Since 2013 through the time of trial, the mother worked two hours per day as a certified home health care aide without receiving any complaints about her work performance. To become a personal care aide, the mother attended nonspecialized classes and received a certificate of completion.
"[T]he court ... shall determine whether [DCF] or its agent, as appropriate, has made reasonable efforts prior to the placement of a child with [DCF] to prevent or eliminate the need for removal from the home." G. L. c. 119, § 29C, as appearing in St. 2008, c. 176, § 87. See Care & Protection of Walt, 478 Mass. 212, 220-221 (2017).
DCF provided early intervention services to work with the mother in caring for Anne as an infant; an intensive home-based counsellor to come into the home two or three times per week to assist the mother with parenting skills, supervising the children, and making medical appointments; help in applying for Section 8 housing assistance and services from DDS; and a psychiatrist.

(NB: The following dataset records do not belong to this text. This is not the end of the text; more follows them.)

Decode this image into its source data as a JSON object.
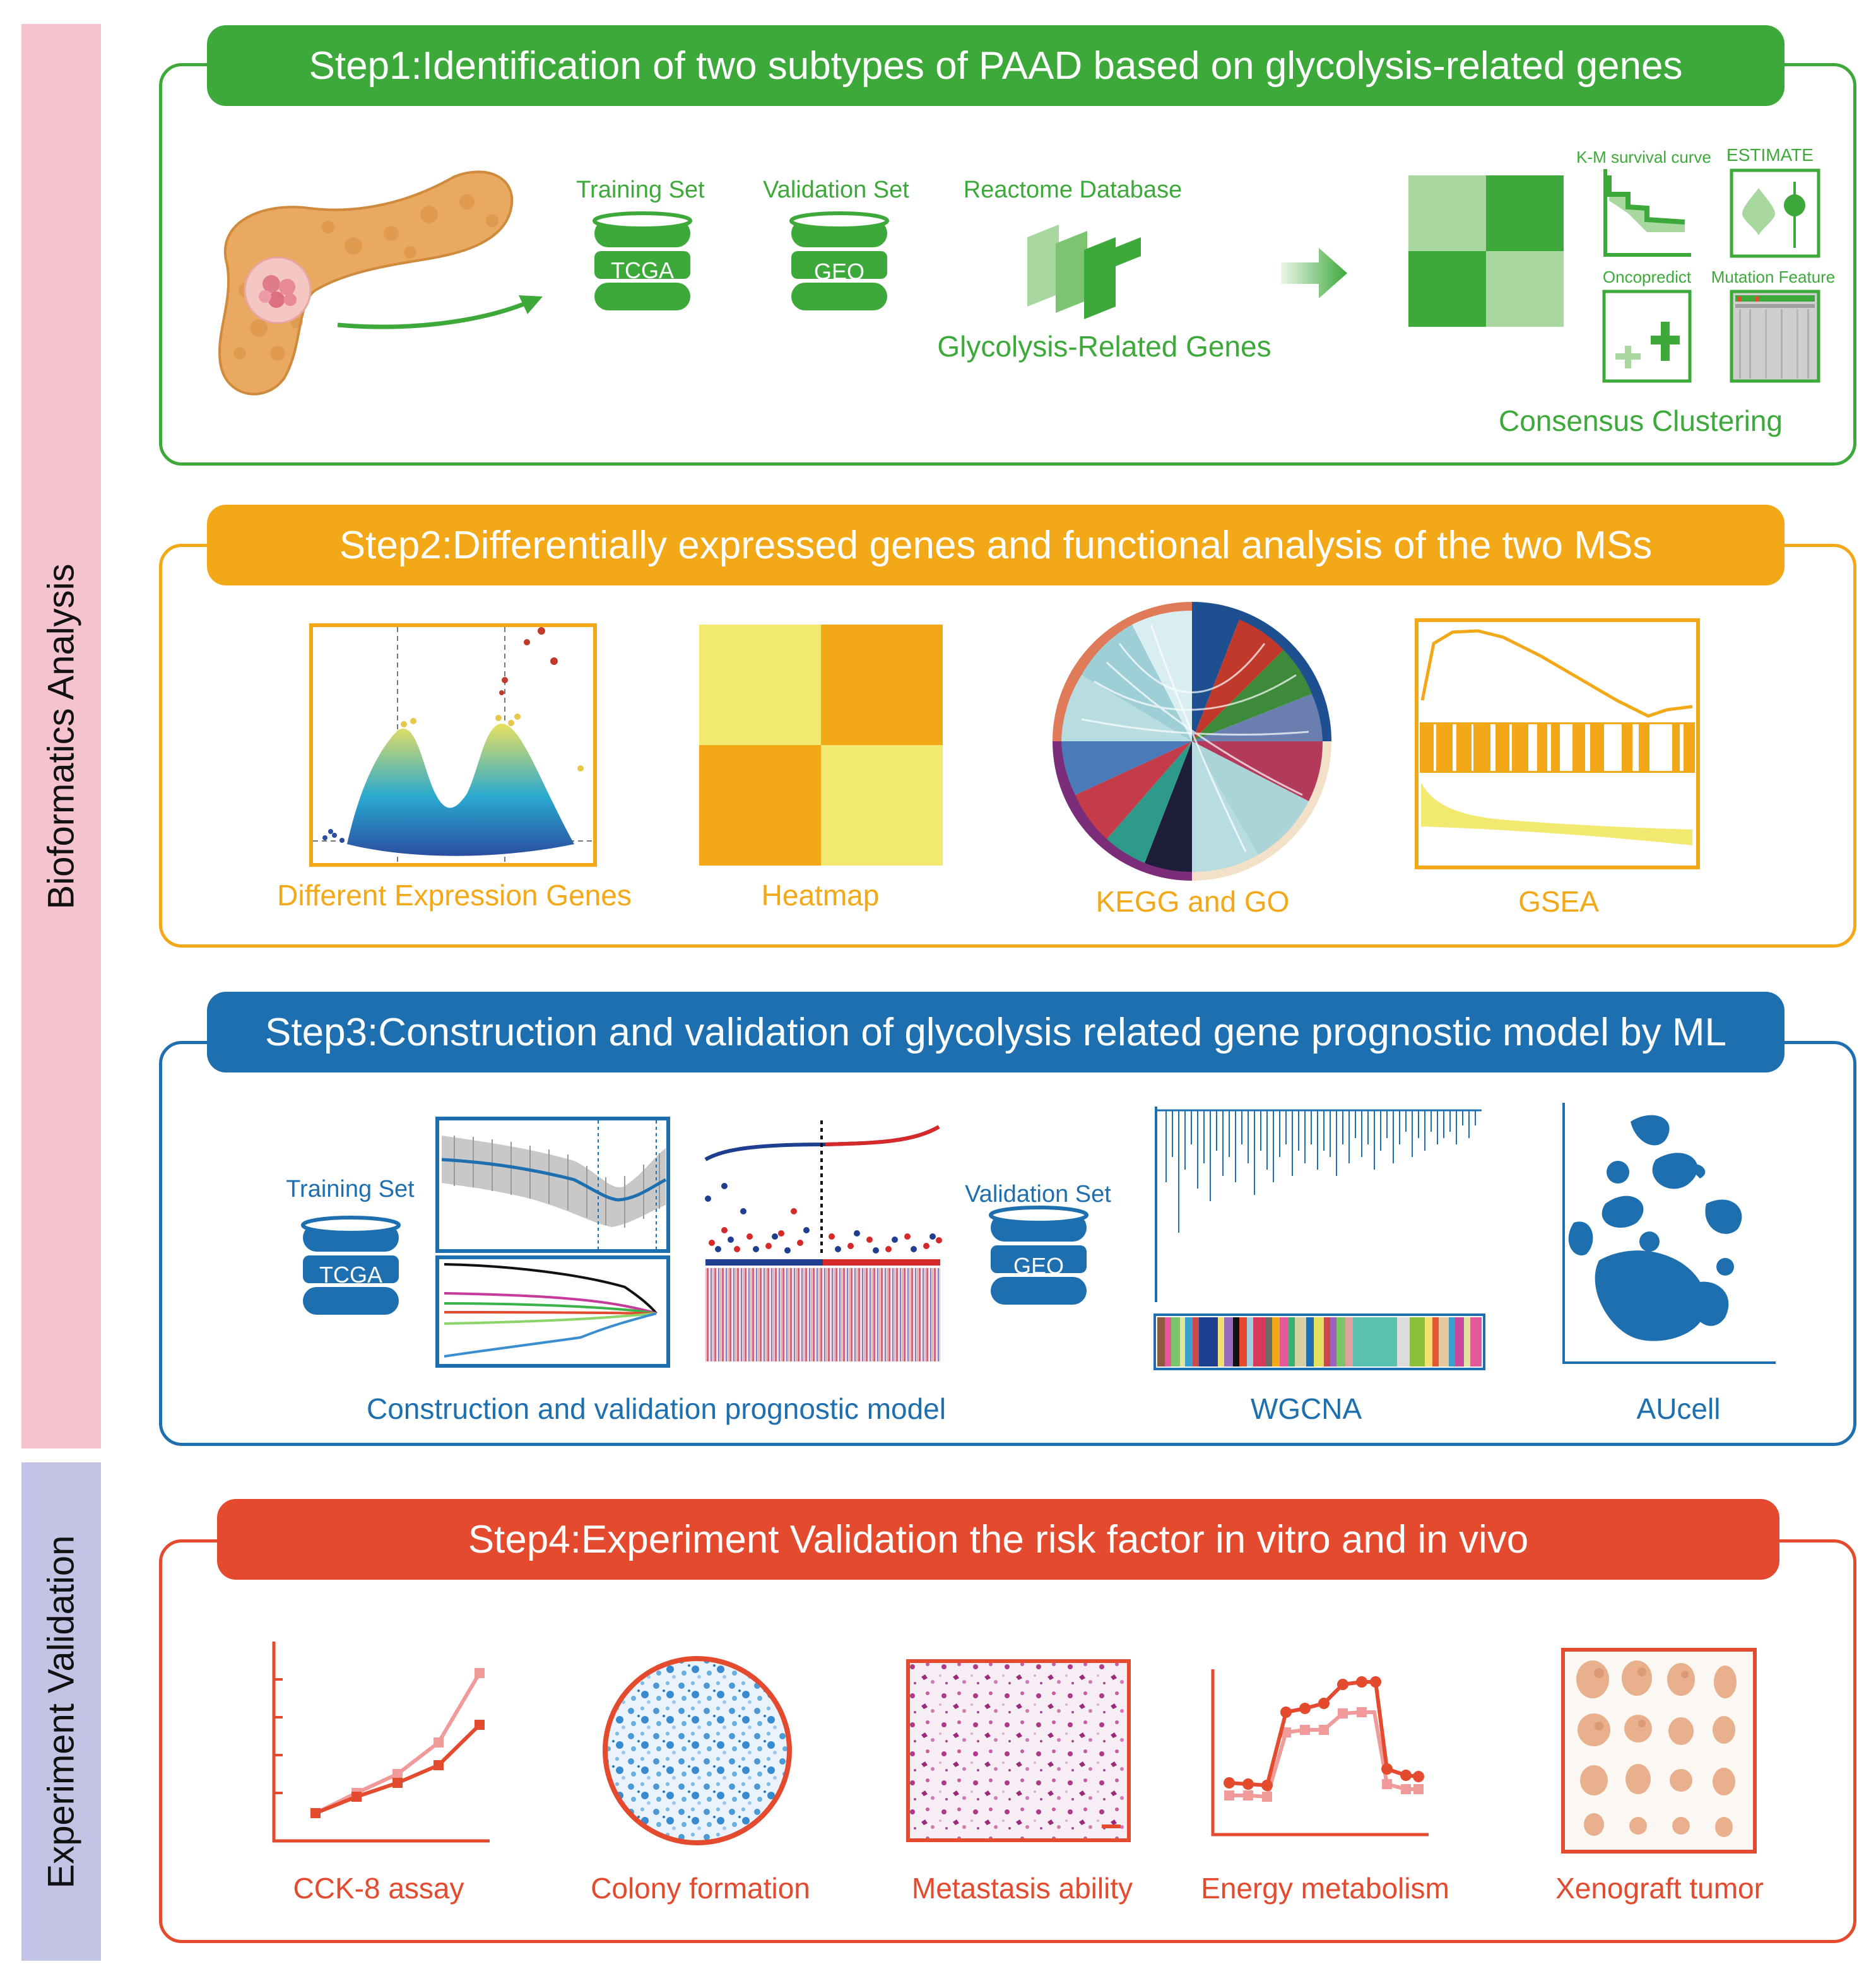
{
  "sidebar": {
    "bioinformatics": "Bioformatics Analysis",
    "experiment": "Experiment Validation"
  },
  "colors": {
    "green": "#3da93a",
    "orange": "#f2a817",
    "blue": "#1e6fb0",
    "red": "#e34a2e",
    "sidebar_pink": "#f5c3cf",
    "sidebar_purple": "#c3c3e6"
  },
  "step1": {
    "title": "Step1:Identification of two subtypes of PAAD based on glycolysis-related genes",
    "training_set": "Training Set",
    "tcga": "TCGA",
    "validation_set": "Validation Set",
    "geo": "GEO",
    "reactome": "Reactome Database",
    "glycolysis_genes": "Glycolysis-Related Genes",
    "km_curve": "K-M survival curve",
    "estimate": "ESTIMATE",
    "oncopredict": "Oncopredict",
    "mutation": "Mutation Feature",
    "consensus": "Consensus Clustering"
  },
  "step2": {
    "title": "Step2:Differentially expressed genes and functional analysis of the two MSs",
    "deg": "Different Expression Genes",
    "heatmap": "Heatmap",
    "kegg_go": "KEGG and GO",
    "gsea": "GSEA"
  },
  "step3": {
    "title": "Step3:Construction and validation of glycolysis related gene prognostic model by ML",
    "training_set": "Training Set",
    "tcga": "TCGA",
    "validation_set": "Validation Set",
    "geo": "GEO",
    "model": "Construction and validation prognostic model",
    "wgcna": "WGCNA",
    "aucell": "AUcell"
  },
  "step4": {
    "title": "Step4:Experiment Validation the risk factor in vitro and in vivo",
    "cck8": "CCK-8 assay",
    "colony": "Colony formation",
    "metastasis": "Metastasis ability",
    "energy": "Energy metabolism",
    "xenograft": "Xenograft tumor"
  }
}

Watertown police responded to a neighbor's report. The mother admitted to drinking six beers and had blood alcohol content of 0.158 percent. Anne had been left unattended in her carrier. Peter, then three years old, was wandering about the apartment, while Dalila, then five years old, was "hysterically crying." Officers sent Dalila to the hospital for a possible head injury. Multiple mandated reporters filed G. L. c. 119, § 51A, reports alleging physical abuse of Dalila by the mother and neglect of all three children.
DCF social worker Laurie Winn visited the mother's home and found three year old Peter and five month old Anne home alone. The mother was absent for thirty minutes. Winn then filed a 51A report against the mother, and the children were removed from the home and placed in foster care that same day. DCF later discovered that the mother refused to work with the nanny and that the nanny had stopped working with the family.
On one occasion police officers found the apartment in "complete disarray with various items strewn about the house including numerous soiled diapers on the floor, trash, clothing, and other pieces of furniture tipped over." On another occasion, "food was largely absent." The children had "significant dental problems," and "most of [Dalila's] top teeth had been pulled, and many of the remaining ones had been capped."
The judge noted, and we agree, that the term "unfit" is not meant to reflect a moral judgment, but rather an assessment of a parent's ability to meet the basic needs of a particular child or children.